Freeform is a new built-in (and free) whiteboard app.  You have a huge white canvas, and you can write or draw whatever you want. It is easy to add shapes, change your pens, insert pictures, etc. The tools are all familiar to anyone who has used other Apple apps like Notes, Keynote, etc., except for a neat new drawing tool called Blotch that lets you draw the outline of a shape and then it fills it with color that appears behind text.

Better yet, there are lots of sharing tools.  For example, much like you could previously share Notes with others, you can share a Freeform board with someone else and, if you let them, they can make edits.  Or you can show off the whiteboard to others in a FaceTime call, perhaps as you explain what is going on.

I can envision lots of uses of this for lawyers and others who collaborate on projects.


As I previewed last week, if you subscribe to Apple Music and you have a new enough device, you can now use Apple Music Sing to see improved lyrics on songs and to sing along, even turning down the vocal track as you do so.  It’s an interesting feature that my daughter instantly started using as soon as I showed it to her last night … and then I had to hear her complain that her iPhone SE isn’t new enough to use this feature.

Better encryption on iCloud

Another new feature that I discussed last week is Apple’s new Advanced Data Protection.  Once you turn this on, your information on Apple’s servers—such as the iCloud backup of your iPhone and iPad—can be encrypted in a way that not even Apple can access your data.

New options on the iPhone 14 Pro Lock Screen

If you use the always-on display on the new iPhone 14 Pro, iOS 16.2 adds new options such as new widgets you can use. Also, there is a new option to not display the wallpaper when the screen dims; only the time (plus widgets if you have them enabled) against a black background.  This is a neat look, and I may consider turning this mode on while I’m sleeping.

AirDrop privacy

The change to AirDrop in iOS 16.2 is either a feature or a restriction, depending upon your perspective. Before iOS 16.2, you could enable AirDrop for only folks in your Contacts or you could enable it for Everyone.  The Everyone function made it very easy for someone else to send you a file, which is useful when you want to use AirDrop.  However, it also meant that a stranger could try to send you a file, which you could reject.  

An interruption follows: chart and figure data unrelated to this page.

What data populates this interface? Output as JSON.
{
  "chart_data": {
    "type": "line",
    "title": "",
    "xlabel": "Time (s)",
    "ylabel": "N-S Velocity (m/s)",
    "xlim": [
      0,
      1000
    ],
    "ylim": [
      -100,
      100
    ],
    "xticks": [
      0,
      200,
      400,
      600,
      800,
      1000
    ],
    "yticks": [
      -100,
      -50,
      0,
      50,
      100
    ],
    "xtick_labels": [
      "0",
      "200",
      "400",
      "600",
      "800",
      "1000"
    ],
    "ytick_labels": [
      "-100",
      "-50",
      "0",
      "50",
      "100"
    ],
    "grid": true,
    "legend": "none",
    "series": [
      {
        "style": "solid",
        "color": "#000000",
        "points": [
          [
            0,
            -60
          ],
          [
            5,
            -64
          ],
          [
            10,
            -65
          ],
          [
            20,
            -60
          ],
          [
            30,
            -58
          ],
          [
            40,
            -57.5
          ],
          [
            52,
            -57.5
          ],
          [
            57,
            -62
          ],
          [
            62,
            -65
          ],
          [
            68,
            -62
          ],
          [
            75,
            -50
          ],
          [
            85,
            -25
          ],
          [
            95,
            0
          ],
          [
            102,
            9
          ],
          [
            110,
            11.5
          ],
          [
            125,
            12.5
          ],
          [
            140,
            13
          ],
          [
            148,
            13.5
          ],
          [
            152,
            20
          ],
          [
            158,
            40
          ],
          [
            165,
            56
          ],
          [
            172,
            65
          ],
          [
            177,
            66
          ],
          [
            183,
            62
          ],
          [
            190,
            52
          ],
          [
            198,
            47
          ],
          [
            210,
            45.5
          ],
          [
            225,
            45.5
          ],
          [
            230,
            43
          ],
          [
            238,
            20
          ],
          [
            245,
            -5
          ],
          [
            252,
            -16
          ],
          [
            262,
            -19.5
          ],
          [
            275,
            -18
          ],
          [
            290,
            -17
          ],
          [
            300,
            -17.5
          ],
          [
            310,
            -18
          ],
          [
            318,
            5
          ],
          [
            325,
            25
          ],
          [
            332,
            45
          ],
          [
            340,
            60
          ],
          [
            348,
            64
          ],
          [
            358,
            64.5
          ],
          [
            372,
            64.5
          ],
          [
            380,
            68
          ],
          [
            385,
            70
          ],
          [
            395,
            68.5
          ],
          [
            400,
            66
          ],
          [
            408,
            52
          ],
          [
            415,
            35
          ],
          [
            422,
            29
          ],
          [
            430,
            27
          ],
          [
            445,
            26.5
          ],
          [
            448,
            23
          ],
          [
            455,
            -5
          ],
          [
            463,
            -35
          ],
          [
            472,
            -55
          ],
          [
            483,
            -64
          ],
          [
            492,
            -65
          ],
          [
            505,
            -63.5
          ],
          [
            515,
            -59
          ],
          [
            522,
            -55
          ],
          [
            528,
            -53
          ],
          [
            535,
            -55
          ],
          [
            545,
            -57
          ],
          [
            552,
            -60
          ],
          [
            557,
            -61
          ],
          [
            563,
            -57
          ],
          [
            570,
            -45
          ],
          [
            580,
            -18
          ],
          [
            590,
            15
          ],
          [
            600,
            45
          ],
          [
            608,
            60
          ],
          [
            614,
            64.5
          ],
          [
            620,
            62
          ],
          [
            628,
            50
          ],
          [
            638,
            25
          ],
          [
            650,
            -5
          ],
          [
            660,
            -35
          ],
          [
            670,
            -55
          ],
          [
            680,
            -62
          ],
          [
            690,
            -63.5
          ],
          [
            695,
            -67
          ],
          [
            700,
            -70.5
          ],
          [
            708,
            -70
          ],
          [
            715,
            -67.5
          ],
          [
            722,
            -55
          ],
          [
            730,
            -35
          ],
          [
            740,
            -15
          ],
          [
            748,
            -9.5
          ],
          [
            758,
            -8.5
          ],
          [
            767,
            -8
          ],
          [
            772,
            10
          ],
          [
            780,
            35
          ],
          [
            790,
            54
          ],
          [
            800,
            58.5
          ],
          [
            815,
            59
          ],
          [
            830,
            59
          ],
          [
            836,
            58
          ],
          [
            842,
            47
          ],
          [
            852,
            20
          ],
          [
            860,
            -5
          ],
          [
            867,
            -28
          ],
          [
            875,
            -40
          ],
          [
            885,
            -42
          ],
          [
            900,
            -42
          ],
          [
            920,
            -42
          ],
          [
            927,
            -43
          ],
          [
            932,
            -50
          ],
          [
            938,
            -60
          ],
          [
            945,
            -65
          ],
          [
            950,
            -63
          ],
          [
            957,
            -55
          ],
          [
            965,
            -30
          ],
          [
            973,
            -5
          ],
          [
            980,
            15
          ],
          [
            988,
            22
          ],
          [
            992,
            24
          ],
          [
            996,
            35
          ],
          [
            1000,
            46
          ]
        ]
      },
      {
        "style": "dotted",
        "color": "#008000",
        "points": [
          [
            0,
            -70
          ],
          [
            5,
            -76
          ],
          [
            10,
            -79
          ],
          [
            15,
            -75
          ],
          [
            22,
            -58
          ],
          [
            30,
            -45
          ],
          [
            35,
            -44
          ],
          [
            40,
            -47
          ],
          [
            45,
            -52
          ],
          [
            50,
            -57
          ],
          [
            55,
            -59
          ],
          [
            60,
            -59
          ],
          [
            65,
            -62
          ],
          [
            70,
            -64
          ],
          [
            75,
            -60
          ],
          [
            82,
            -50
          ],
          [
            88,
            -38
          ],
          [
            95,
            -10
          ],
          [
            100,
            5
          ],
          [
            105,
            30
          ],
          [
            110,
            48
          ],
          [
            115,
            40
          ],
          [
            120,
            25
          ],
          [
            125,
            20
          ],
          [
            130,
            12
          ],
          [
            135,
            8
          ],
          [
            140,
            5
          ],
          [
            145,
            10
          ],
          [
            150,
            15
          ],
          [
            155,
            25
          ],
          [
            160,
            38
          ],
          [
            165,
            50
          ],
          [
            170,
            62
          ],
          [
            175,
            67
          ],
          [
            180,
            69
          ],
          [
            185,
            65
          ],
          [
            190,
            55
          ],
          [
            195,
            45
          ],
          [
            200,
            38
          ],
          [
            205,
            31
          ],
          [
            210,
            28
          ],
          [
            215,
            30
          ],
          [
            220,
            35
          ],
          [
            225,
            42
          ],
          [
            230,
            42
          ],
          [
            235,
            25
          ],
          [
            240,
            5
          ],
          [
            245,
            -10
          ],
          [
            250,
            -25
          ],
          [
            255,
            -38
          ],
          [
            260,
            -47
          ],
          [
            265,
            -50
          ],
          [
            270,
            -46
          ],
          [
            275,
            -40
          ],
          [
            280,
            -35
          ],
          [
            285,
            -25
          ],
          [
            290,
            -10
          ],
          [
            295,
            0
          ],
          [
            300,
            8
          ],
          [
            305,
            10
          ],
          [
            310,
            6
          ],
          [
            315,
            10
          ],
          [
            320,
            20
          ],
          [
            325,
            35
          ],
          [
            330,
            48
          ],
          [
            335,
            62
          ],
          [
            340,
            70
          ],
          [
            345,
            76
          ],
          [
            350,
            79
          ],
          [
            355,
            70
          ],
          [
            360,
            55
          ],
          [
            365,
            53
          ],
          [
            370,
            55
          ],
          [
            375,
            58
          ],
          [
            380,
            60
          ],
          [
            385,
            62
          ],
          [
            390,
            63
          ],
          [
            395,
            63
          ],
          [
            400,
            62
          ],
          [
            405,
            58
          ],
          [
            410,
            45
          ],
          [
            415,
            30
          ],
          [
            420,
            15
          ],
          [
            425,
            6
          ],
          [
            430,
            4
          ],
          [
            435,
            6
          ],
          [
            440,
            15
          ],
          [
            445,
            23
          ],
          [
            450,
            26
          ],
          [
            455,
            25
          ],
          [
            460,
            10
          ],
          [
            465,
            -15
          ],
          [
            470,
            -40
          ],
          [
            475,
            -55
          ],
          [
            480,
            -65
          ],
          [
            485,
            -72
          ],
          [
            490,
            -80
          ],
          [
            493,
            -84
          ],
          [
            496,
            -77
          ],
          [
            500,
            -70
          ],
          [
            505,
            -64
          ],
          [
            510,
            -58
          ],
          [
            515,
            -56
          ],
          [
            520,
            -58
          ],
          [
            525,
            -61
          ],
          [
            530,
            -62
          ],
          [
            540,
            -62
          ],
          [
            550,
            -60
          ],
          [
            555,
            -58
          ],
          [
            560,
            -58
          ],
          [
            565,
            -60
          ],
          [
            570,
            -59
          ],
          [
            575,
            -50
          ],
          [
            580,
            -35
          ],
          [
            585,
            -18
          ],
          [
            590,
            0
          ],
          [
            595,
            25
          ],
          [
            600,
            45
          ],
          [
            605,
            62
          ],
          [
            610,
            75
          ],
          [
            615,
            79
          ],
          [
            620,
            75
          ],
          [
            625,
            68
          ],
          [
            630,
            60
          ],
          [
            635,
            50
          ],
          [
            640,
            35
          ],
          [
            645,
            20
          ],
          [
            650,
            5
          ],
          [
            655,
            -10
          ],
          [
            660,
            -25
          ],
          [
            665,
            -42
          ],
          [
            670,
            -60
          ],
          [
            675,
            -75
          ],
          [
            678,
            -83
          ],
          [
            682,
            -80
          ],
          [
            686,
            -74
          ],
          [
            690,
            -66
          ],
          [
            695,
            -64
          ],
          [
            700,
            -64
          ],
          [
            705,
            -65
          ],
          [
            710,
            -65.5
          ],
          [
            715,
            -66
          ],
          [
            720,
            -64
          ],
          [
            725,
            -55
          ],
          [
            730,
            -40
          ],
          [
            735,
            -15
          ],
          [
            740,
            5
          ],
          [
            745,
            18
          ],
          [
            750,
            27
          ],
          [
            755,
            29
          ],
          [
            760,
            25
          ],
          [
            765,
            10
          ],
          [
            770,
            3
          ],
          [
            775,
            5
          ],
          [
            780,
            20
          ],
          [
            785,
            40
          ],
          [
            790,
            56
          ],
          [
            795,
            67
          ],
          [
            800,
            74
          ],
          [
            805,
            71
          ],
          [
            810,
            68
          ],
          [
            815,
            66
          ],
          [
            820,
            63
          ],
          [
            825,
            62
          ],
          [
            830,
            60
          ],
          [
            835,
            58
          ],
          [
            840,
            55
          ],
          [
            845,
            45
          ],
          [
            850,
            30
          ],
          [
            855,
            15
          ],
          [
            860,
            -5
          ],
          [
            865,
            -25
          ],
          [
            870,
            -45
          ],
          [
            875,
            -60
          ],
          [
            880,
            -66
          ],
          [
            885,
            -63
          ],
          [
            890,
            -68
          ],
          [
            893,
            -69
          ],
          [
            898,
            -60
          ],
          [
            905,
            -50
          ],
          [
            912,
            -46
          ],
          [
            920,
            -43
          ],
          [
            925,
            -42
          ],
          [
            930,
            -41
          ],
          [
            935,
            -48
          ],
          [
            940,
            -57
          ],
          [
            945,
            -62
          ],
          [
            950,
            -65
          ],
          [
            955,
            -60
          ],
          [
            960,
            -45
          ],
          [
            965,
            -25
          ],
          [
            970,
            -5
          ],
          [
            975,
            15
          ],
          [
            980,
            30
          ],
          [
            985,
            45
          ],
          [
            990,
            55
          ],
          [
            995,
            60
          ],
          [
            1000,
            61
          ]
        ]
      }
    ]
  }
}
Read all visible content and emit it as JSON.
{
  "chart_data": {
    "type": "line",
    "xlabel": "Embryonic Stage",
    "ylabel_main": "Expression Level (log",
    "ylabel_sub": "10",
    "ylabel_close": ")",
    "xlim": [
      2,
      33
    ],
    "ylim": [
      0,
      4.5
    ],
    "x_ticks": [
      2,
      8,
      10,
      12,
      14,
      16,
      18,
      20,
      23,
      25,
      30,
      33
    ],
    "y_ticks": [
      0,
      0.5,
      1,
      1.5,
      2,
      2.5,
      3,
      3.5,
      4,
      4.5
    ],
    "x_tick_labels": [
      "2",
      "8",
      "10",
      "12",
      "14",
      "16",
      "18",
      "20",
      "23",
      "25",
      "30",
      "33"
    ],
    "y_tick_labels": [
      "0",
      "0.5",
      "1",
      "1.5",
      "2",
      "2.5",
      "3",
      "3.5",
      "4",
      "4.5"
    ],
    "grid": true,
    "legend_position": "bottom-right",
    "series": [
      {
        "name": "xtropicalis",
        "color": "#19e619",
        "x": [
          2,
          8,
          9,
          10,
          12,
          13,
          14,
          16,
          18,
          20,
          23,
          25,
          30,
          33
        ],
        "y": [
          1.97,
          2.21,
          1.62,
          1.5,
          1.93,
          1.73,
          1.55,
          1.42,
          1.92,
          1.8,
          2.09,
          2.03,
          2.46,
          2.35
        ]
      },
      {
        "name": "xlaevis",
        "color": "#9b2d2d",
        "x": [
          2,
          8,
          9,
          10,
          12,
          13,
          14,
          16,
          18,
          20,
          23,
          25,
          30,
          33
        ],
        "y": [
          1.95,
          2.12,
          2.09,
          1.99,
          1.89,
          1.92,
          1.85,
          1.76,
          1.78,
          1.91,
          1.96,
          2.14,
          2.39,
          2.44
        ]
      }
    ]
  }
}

Now, when you turn the Everyone function on, it only stays on for 10 minutes.  This is good for your privacy.  However, if you liked the way it worked before, it is more cumbersome to have to turn on Everyone so that someone you know can send you a file.  I may just switch to the Contacts selection since most folks who AirDrop files to me are in my Contacts. 

I talked about this more extensively a few weeks ago at the end of Episode 78 of the In the News podcast.


There are also many smaller improvements and bug fixes in iOS 16.2.  For example, once you update to iOS 16.2 and your iPhone finishes indexing your Messages app, you can search for photos that you sent or received in Messages based on the content of the photos, such as photos showing dogs.  I can see this being useful when you know that a friend sent you a picture but you cannot remember when and you didn’t save the picture to your photo roll.  Also, the crash detection feature for the new iPhone 14 models was once again improved.

With a brand new app, several big new features, and some nice small new features, this is a packed update for the iPhone and iPad.